As the ongoing debacle in the Gauteng Department of Health’s financial department continues, we are repeatedly told that the proposed National Health Insurance (NHI) will fix South Africa’s healthcare crisis. But if the mismanagement of funds in the country’s financial hub is anything to go by, what reason is there to believe that the public sector’s woeful track record will not be perpetuated under the proposed NHI?
It appears that many people are simply sitting back and waiting for NHI to arrive like a knight in shining armour to cure all of our ills. In the meantime, matters within public hospitals deteriorate while patients suffer and too often, end up paying the ultimate and fatal price.
The Department of Health (DoH) has raised an unrealistic expectation of what is possible under NHI, given the financial and human resource capacity constraints in SA. Considering SA’s small tax base, our country simply does not have the resources to pay for the inevitable cost escalations that accompany the implementation of so-called “free” medical care. This is not a unique situation. Due to the rationing effect that inevitably follows “free care”, patients even in high-income countries such as the United Kingdom and Canada are forced to endure extraordinarily long waiting periods, first to see a doctor, then between doctor and specialist, and finally between specialist and treatment. At no point in the process is there any incentive for service providers to be as efficient, or as effective, as they would be if functioning in a private environment. For a developing country such as ours to even contemplate introducing such a system bodes ill for anyone who ever requires hospital treatment.
History has clearly demonstrated that the best way to improve the overall health of a nation is to grow the economy. Worldwide life expectancy increases as countries and individuals increase their incomes. The landmark article by economists Lant Pritchett and Lawrence Summers shows the dramatic effect that increases in incomes have on health. Pritchett and Summers found a strong causative effect of income on infant mortality and demonstrate that if the developing world’s growth rate had been 1.5 percentage points higher in the 1980s, half a million infant deaths would have been averted. In simple terms what the authors demonstrate is that wealthier is healthier.
The Health Policy Unit (HPU) has long propagated the idea of ‘the big giveaway’ which involves the transfer of hospital assets to those who operate it,coupled with negotiated contracts for the entities to provide government-funded services to their existing patients and clients. Where would this leave the poor? Government would be able to devote its limited health budget to financing services for the poor, to purchase an increasing percentage of those services from private providers, and to allow and encourage the rapid growth of the private health care sector, enabling it to supply services to an increasing percentage of the population.
The government does not have to provide “free health care to all” – this is a disastrous use of scarce taxpayer resources and it must be emphasised that additional spending in one area will necessarily come at the expense of spending in some other area of the economy. Payment through a medical aid scheme is criticised as providing an incentive to over-utilise. While that may happen to some extent, the probability becomes significantly higher when the total cost is borne by the taxpayer. As a result of the disconnect of consequences (such as loss of income) for providers of medical services and the escalation in demand, a perverse incentive develops for personnel to attend first to patients with less urgent and less professionally onerous conditions.

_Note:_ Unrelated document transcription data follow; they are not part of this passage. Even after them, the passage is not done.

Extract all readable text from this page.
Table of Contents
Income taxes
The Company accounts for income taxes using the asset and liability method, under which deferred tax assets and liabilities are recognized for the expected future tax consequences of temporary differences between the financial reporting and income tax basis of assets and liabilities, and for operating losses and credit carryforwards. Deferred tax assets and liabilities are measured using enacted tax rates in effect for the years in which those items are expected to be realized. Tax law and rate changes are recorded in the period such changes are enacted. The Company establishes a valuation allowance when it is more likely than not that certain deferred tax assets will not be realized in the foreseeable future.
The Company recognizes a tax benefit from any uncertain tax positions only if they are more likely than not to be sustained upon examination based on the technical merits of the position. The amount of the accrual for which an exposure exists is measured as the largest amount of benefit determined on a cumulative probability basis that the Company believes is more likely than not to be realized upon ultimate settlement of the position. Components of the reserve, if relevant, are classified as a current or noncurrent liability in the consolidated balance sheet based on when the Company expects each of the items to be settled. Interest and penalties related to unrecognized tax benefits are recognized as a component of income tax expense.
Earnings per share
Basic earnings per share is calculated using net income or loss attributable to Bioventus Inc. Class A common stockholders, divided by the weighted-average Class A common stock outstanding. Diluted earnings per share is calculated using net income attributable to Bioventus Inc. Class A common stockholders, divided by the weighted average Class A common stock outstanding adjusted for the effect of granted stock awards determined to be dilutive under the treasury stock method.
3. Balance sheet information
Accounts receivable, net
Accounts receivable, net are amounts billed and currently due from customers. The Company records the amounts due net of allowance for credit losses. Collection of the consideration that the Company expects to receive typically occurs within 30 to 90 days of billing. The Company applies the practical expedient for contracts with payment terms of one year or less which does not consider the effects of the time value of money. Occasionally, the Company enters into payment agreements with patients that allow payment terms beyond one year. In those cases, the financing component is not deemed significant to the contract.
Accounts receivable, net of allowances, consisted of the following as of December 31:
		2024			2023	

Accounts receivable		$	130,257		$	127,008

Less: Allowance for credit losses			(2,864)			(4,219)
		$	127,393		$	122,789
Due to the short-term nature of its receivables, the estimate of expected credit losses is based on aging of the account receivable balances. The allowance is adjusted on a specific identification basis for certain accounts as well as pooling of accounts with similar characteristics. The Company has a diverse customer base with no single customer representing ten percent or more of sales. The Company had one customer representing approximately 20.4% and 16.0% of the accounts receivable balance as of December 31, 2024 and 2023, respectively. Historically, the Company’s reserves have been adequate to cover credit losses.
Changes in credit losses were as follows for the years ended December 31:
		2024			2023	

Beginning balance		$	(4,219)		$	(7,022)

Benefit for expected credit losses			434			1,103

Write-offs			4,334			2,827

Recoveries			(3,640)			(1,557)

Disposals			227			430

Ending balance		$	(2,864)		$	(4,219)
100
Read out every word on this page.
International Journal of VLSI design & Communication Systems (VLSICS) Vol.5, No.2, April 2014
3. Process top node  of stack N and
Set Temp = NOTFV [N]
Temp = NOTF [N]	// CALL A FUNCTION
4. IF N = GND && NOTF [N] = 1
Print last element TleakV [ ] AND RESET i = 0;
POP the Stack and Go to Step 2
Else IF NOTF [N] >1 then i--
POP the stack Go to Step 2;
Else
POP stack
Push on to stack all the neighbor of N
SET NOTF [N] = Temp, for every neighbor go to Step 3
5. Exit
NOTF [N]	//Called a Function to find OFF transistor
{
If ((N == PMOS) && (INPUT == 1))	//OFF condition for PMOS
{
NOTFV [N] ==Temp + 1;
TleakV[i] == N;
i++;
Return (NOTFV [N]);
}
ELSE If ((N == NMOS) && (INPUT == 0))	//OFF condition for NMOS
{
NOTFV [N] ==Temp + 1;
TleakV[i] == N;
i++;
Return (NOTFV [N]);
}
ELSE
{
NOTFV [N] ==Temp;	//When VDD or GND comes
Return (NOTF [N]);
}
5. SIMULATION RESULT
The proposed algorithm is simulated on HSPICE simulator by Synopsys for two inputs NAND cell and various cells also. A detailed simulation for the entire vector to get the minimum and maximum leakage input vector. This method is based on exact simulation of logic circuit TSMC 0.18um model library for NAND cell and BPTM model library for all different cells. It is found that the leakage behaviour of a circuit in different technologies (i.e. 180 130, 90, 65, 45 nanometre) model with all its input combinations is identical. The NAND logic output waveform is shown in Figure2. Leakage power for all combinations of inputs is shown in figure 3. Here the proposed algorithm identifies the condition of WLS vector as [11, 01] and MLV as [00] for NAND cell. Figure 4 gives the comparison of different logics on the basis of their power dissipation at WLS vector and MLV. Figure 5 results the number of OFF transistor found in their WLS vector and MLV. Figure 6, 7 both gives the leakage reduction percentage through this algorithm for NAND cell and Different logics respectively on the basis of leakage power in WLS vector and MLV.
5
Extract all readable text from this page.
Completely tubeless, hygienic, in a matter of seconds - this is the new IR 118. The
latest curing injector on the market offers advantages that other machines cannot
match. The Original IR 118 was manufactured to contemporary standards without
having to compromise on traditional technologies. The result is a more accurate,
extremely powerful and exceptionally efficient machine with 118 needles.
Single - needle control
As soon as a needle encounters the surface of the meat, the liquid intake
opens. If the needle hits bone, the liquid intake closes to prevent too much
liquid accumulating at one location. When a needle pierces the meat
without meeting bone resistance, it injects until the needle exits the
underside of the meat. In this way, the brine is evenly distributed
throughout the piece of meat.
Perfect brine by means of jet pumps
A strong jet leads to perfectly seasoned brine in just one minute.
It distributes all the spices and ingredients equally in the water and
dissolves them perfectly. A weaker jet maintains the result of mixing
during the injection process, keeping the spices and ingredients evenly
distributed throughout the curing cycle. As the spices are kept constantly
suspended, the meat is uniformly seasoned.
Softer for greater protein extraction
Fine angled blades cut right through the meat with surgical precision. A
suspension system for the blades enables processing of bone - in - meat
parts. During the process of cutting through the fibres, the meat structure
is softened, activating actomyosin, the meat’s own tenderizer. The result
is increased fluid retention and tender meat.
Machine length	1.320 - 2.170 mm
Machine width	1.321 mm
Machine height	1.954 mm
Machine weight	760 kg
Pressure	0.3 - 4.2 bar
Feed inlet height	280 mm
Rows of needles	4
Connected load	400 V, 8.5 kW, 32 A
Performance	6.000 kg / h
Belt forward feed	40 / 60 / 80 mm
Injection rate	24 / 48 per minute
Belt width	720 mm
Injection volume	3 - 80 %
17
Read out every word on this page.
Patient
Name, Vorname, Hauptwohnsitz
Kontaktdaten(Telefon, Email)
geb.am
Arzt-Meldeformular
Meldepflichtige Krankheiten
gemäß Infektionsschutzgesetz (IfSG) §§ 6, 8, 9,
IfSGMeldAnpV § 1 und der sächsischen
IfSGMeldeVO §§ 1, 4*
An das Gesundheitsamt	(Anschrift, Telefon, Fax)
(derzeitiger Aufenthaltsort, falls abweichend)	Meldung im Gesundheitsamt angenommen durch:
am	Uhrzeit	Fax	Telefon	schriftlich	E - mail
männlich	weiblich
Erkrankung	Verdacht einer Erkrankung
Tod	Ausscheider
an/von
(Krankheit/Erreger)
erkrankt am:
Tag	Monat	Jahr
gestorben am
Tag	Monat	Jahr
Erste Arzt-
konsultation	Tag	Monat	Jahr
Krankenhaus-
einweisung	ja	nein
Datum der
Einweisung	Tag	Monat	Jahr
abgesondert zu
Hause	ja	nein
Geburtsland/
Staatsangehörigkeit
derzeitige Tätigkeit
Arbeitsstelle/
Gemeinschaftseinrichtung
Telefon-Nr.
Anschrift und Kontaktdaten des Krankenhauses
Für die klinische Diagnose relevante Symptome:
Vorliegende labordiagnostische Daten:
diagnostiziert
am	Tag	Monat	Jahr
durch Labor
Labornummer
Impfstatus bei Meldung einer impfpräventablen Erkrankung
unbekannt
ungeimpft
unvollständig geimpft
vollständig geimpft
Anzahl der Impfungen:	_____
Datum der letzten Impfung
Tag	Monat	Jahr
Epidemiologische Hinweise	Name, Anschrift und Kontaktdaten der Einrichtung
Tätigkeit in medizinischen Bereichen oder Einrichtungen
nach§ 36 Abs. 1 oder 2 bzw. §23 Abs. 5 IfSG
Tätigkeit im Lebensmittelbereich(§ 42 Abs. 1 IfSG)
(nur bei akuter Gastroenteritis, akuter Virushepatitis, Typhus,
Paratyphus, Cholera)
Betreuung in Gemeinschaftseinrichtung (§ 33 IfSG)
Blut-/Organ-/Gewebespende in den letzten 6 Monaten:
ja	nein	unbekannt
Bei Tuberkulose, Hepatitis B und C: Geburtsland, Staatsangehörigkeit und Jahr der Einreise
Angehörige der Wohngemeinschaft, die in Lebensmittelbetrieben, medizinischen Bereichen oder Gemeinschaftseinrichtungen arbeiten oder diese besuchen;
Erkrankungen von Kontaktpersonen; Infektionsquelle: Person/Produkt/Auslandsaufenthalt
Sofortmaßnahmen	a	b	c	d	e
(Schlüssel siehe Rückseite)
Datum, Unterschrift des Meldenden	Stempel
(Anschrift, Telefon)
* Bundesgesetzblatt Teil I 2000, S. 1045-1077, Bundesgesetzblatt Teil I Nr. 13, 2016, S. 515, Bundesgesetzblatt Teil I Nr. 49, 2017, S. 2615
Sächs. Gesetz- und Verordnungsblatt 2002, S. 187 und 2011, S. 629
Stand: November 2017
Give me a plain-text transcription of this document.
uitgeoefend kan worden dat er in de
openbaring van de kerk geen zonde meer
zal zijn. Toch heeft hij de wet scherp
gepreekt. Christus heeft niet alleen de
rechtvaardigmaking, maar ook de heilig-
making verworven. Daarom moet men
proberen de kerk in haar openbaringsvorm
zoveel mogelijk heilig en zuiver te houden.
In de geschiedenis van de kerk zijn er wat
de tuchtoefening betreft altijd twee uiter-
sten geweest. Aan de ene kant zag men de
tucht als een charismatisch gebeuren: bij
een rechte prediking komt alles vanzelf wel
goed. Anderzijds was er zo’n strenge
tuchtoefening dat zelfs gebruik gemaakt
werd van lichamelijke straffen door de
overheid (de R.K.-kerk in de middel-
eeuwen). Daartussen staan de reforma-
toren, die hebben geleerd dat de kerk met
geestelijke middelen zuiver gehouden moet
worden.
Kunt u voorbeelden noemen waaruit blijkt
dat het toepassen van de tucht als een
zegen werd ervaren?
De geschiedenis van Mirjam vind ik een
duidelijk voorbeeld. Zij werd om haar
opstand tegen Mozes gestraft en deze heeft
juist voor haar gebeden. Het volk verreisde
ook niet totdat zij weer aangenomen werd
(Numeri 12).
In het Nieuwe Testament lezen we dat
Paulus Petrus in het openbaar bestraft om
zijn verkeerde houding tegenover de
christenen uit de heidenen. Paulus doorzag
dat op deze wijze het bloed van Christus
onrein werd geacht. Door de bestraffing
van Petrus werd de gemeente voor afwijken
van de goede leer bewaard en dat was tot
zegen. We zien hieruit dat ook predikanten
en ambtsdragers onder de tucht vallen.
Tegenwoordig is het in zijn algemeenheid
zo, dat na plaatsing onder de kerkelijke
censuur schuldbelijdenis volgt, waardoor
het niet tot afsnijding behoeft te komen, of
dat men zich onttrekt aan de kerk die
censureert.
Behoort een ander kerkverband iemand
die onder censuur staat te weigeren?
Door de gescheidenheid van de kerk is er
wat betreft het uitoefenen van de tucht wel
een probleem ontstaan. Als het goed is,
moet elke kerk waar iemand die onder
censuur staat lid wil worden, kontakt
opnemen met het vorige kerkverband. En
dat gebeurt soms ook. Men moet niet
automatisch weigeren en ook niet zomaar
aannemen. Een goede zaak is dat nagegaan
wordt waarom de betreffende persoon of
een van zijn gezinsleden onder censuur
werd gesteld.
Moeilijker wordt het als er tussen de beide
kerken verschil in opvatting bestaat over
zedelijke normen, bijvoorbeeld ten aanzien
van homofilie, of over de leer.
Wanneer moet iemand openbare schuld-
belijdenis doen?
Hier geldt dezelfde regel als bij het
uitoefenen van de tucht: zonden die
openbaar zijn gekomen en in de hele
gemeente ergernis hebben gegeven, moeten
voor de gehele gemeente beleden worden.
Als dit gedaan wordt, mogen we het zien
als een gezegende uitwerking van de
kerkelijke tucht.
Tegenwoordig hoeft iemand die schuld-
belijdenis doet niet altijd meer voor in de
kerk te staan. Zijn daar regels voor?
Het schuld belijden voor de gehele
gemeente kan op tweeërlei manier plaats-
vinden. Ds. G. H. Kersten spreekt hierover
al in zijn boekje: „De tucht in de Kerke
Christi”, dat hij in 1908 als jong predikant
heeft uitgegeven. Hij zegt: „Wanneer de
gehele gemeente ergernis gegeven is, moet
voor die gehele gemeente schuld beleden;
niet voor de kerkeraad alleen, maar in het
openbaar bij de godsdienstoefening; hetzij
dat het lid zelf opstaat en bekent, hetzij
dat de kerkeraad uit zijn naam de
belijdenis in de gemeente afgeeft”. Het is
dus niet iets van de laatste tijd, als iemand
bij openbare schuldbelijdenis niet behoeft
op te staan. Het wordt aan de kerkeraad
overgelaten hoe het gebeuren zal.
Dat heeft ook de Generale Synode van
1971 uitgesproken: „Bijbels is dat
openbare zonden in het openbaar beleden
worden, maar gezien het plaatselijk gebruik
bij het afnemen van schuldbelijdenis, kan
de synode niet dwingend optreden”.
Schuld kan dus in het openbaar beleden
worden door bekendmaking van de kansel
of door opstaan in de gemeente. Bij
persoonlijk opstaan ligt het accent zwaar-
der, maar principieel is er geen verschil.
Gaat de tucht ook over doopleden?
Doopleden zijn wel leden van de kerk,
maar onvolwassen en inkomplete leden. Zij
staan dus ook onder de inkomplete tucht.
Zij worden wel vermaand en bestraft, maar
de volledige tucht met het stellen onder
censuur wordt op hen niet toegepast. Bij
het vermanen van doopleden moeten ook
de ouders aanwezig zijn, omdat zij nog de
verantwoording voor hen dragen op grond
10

Patients are best served by a rapidly growing private healthcare sector that serves a steadily increasing percentage of the population. As time passes and incomes in SA increase, we will get to the point where the government will no longer need to provide health care to the poor but purchase their health care needs from a competitive private sector.
A poor developing country such as South Africa will not be able to afford a nationalised system of health care given the increasing burden of disease. SA’s small tax base, the antiquated infrastructure within the public health sector, the country’s aging population, the inevitable increase in demand that will result from promised “free” health care, the inadequate number of medical personnel in SA, will impose an impossible burden on taxpayers. If the government truly wants the best for the country’s people it must let the private sector do what it does best – provide the services and shoulder the costs that it is not necessary for government to bear.